14. The engineered microbial cell of claim 13, wherein: the Methylomicrobium alcaliphilum (strain DSM 19304 /NCIMB 14124 / VKM B-2133 / 20Z) L-2,4-diaminobutyrate acetyltransferase comprises SEQ ID NO: 3; and/or the Desulfurispirillum indicum (strain ATCC BAA-1389 / S5) L-2,4- diaminobutyrate acetyltransferase comprises SEQ ID NO:4.

15. The engineered microbial cell of claim 13 or claim 14, wherein the engineered microbial cell expresses a non-native ectoine synthase and produces ectoine.

16. The engineered microbial cell of claim 15, wherein the non-native ectione synthase has at least 70% amino acid sequence identity with: a hydrothermal vent metagenome ectione synthase comprising SEQ ID NO:5; and/or an Alkalilimnicola ehrlichii (strain ATCC BAA-1101 / DSM 17681 / MLHE-1) ectione synthase comprising SEQ ID NO:6.

17. The engineered microbial cell of claim 16, wherein: the hydrothermal vent metagenome ectione synthase comprises SEQ ID NO:5; and/or the Alkalilimnicola ehrlichii (strain ATCC BAA-1101 / DSM 17681 / MLHE-1) ectione synthase comprises SEQ ID NO:6.

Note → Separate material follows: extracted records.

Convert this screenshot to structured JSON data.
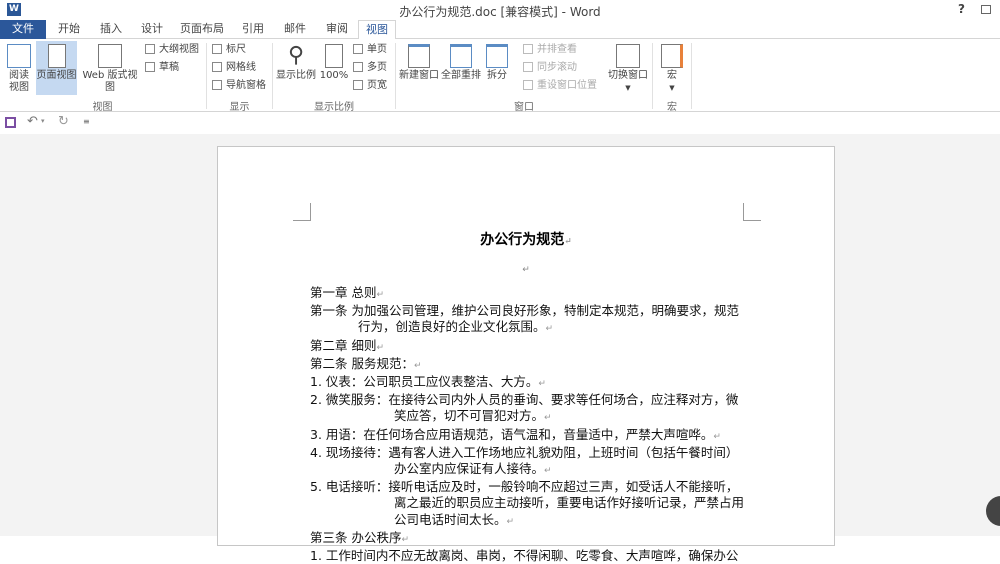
{
  "window": {
    "title": "办公行为规范.doc [兼容模式] - Word",
    "app_icon": "W",
    "help": "?"
  },
  "tabs": [
    "文件",
    "开始",
    "插入",
    "设计",
    "页面布局",
    "引用",
    "邮件",
    "审阅",
    "视图"
  ],
  "ribbon": {
    "views": {
      "label": "视图",
      "read": "阅读视图",
      "print": "页面视图",
      "web": "Web 版式视图",
      "outline": "大纲视图",
      "draft": "草稿"
    },
    "show": {
      "label": "显示",
      "ruler": "标尺",
      "gridlines": "网格线",
      "nav": "导航窗格"
    },
    "zoom": {
      "label": "显示比例",
      "zoom": "显示比例",
      "hundred": "100%",
      "one": "单页",
      "multi": "多页",
      "width": "页宽"
    },
    "window": {
      "label": "窗口",
      "new": "新建窗口",
      "arrange": "全部重排",
      "split": "拆分",
      "side": "并排查看",
      "sync": "同步滚动",
      "reset": "重设窗口位置",
      "switch": "切换窗口"
    },
    "macros": {
      "label": "宏",
      "macros": "宏"
    }
  },
  "document": {
    "title": "办公行为规范",
    "lines": [
      {
        "t": "第一章  总则",
        "i": 0
      },
      {
        "t": "第一条  为加强公司管理，维护公司良好形象，特制定本规范，明确要求，规范",
        "i": 0,
        "nomark": true
      },
      {
        "t": "行为，创造良好的企业文化氛围。",
        "i": 1
      },
      {
        "t": "第二章  细则",
        "i": 0
      },
      {
        "t": "第二条  服务规范：",
        "i": 0
      },
      {
        "t": "1. 仪表：公司职员工应仪表整洁、大方。",
        "i": 0
      },
      {
        "t": "2. 微笑服务：在接待公司内外人员的垂询、要求等任何场合，应注释对方，微",
        "i": 0,
        "nomark": true
      },
      {
        "t": "笑应答，切不可冒犯对方。",
        "i": 2
      },
      {
        "t": "3. 用语：在任何场合应用语规范，语气温和，音量适中，严禁大声喧哗。",
        "i": 0
      },
      {
        "t": "4. 现场接待：遇有客人进入工作场地应礼貌劝阻，上班时间（包括午餐时间）",
        "i": 0,
        "nomark": true
      },
      {
        "t": "办公室内应保证有人接待。",
        "i": 2
      },
      {
        "t": "5. 电话接听：接听电话应及时，一般铃响不应超过三声，如受话人不能接听，",
        "i": 0,
        "nomark": true
      },
      {
        "t": "离之最近的职员应主动接听，重要电话作好接听记录，严禁占用",
        "i": 2,
        "nomark": true
      },
      {
        "t": "公司电话时间太长。",
        "i": 2
      },
      {
        "t": "第三条  办公秩序",
        "i": 0
      },
      {
        "t": "1. 工作时间内不应无故离岗、串岗，不得闲聊、吃零食、大声喧哗，确保办公",
        "i": 0,
        "nomark": true
      }
    ],
    "para_mark": "↵"
  }
}
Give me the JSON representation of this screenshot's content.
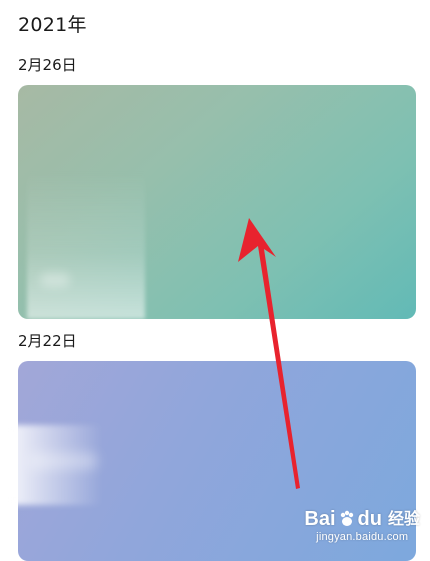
{
  "gallery": {
    "year": "2021年",
    "groups": [
      {
        "date": "2月26日"
      },
      {
        "date": "2月22日"
      }
    ]
  },
  "colors": {
    "arrow": "#e8232e",
    "card1": "#7ec0b2",
    "card2": "#8aa7dc"
  },
  "watermark": {
    "brand_left": "Bai",
    "brand_right": "du",
    "brand_cn": "经验",
    "url": "jingyan.baidu.com"
  }
}
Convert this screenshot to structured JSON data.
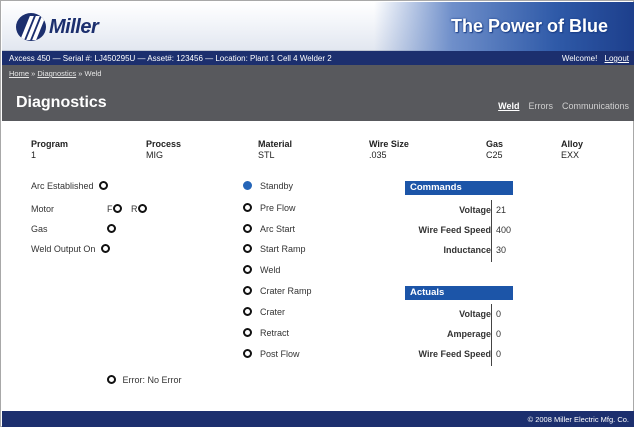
{
  "header": {
    "logo_text": "Miller",
    "tagline": "The Power of Blue"
  },
  "statusbar": {
    "machine_info": "Axcess 450 — Serial #: LJ450295U — Asset#: 123456 — Location: Plant 1 Cell 4 Welder 2",
    "welcome": "Welcome!",
    "logout": "Logout"
  },
  "breadcrumb": {
    "home": "Home",
    "diagnostics": "Diagnostics",
    "current": "Weld"
  },
  "page": {
    "title": "Diagnostics"
  },
  "tabs": [
    {
      "label": "Weld",
      "active": true
    },
    {
      "label": "Errors",
      "active": false
    },
    {
      "label": "Communications",
      "active": false
    }
  ],
  "info": [
    {
      "label": "Program",
      "value": "1"
    },
    {
      "label": "Process",
      "value": "MIG"
    },
    {
      "label": "Material",
      "value": "STL"
    },
    {
      "label": "Wire Size",
      "value": ".035"
    },
    {
      "label": "Gas",
      "value": "C25"
    },
    {
      "label": "Alloy",
      "value": "EXX"
    }
  ],
  "indicators": {
    "arc_established": "Arc Established",
    "motor": "Motor",
    "motor_forward": "F",
    "motor_reverse": "R",
    "gas": "Gas",
    "weld_output_on": "Weld Output On",
    "error_label": "Error:",
    "error_value": "No Error"
  },
  "weld_states": [
    {
      "label": "Standby",
      "active": true
    },
    {
      "label": "Pre Flow",
      "active": false
    },
    {
      "label": "Arc Start",
      "active": false
    },
    {
      "label": "Start Ramp",
      "active": false
    },
    {
      "label": "Weld",
      "active": false
    },
    {
      "label": "Crater Ramp",
      "active": false
    },
    {
      "label": "Crater",
      "active": false
    },
    {
      "label": "Retract",
      "active": false
    },
    {
      "label": "Post Flow",
      "active": false
    }
  ],
  "commands": {
    "title": "Commands",
    "rows": [
      {
        "label": "Voltage",
        "value": "21"
      },
      {
        "label": "Wire Feed Speed",
        "value": "400"
      },
      {
        "label": "Inductance",
        "value": "30"
      }
    ]
  },
  "actuals": {
    "title": "Actuals",
    "rows": [
      {
        "label": "Voltage",
        "value": "0"
      },
      {
        "label": "Amperage",
        "value": "0"
      },
      {
        "label": "Wire Feed Speed",
        "value": "0"
      }
    ]
  },
  "footer": {
    "copyright": "© 2008 Miller Electric Mfg. Co."
  },
  "colors": {
    "navy": "#1c2f6e",
    "panel_blue": "#1c55a8",
    "active_indicator": "#2565b8",
    "title_strip": "#58595d"
  }
}
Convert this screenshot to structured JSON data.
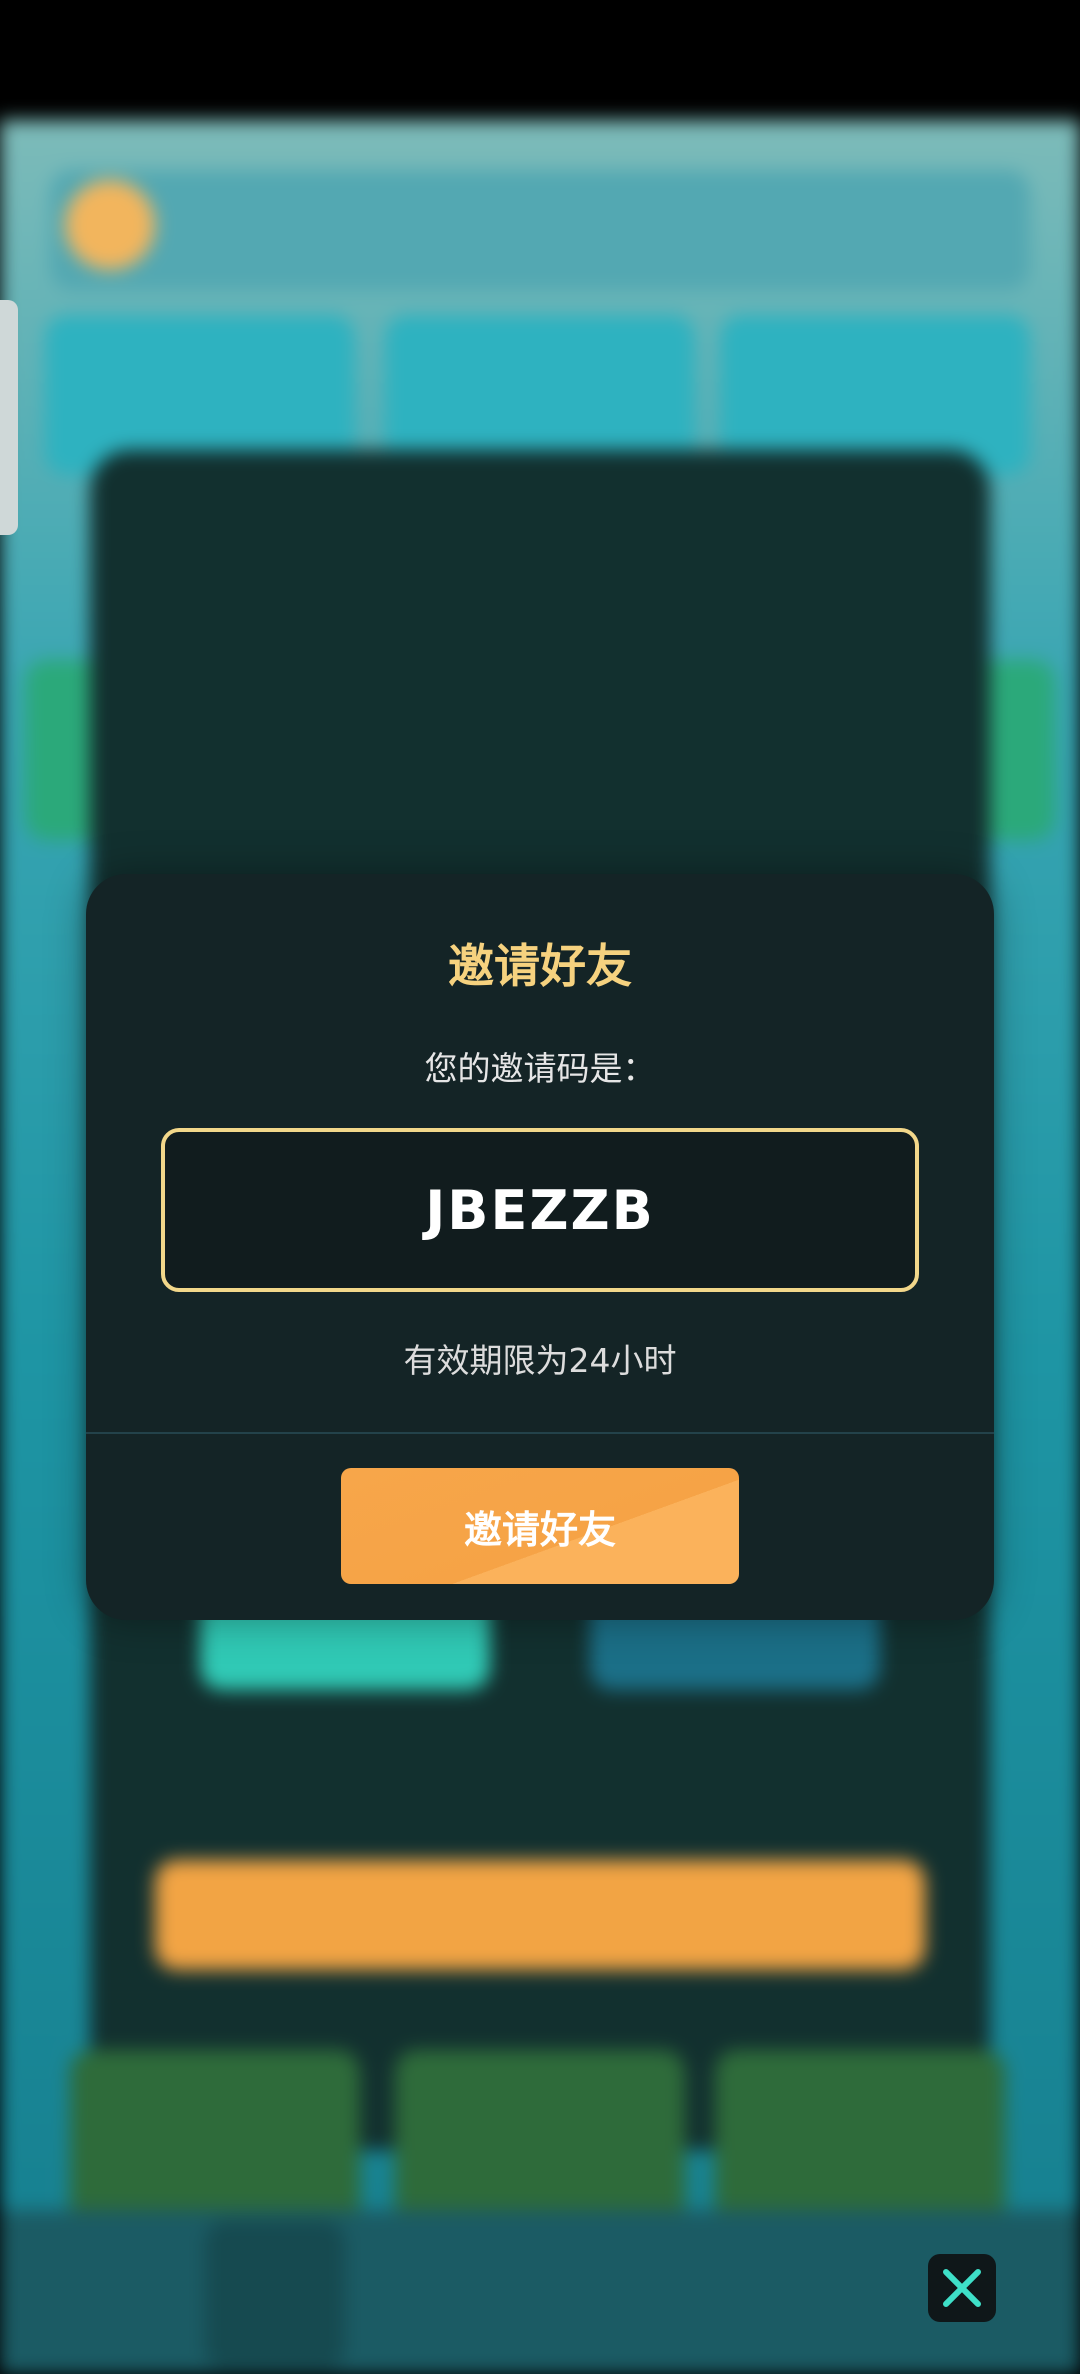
{
  "dialog": {
    "title": "邀请好友",
    "subtitle": "您的邀请码是：",
    "invite_code": "JBEZZB",
    "validity_text": "有效期限为24小时",
    "invite_button_label": "邀请好友"
  },
  "colors": {
    "title": "#f6d27f",
    "code_border": "#f2d78a",
    "button": "#f7a64a",
    "dialog_bg": "#142426",
    "close_icon": "#3ee0c8"
  },
  "icons": {
    "close": "close-icon"
  }
}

18. The engineered microbial cell of claim 17, wherein: the hydrothermal vent metagenome ectione synthase comprises SEQ ID NO:5, and the non-native L-2,4-diaminobutyrate acetyltransferase comprises a Methylomicrobium alcaliphilum (strain DSM 19304 / NCIMB 14124 / VKM B-2133 / 20Z) L-2,4-diaminobutyrate acetyltransferase comprising SEQ ID NO:3; and/or the Alkalilimnicola ehrlichii (strain ATCC BAA-1101 / DSM 17681 / MLHE-1) ectione synthase comprises SEQ ID NO:6, and the non-native L-2,4-diaminobutyrate acetyltransferase comprises a Desulfurispirillum indicum (strain ATCC BAA-1389 / S5) L-2,4-diaminobutyrate acetyltransferase comprising SEQ ID NO:4.

19. The engineered microbial cell of claim 18, wherein, when cultured, the engineered microbial cell produces ectoine at a level of at least 500 mg/L of culture medium.

20. A method of culturing engineered microbial cells according to any one of claims 1-19, the method comprising culturing the cells under conditions suitable for producing diaminobutyric acid, optionally wherein: the engineered microbial cells produce diaminobutyric acid at a level of at least 500 mg/L of culture medium; the engineered microbial cells produce N-acetyl-2,4-diaminobutyrate at a level of at least 500 mg/L of culture medium; the engineered microbial cells produce ectoine at a level of at least 500 mg/L of culture medium; and/or the method additionally comprises recovering diaminobutyric acid, N-acetyl-2,4-diaminobutyrate, or ectoine, respectively, from the culture.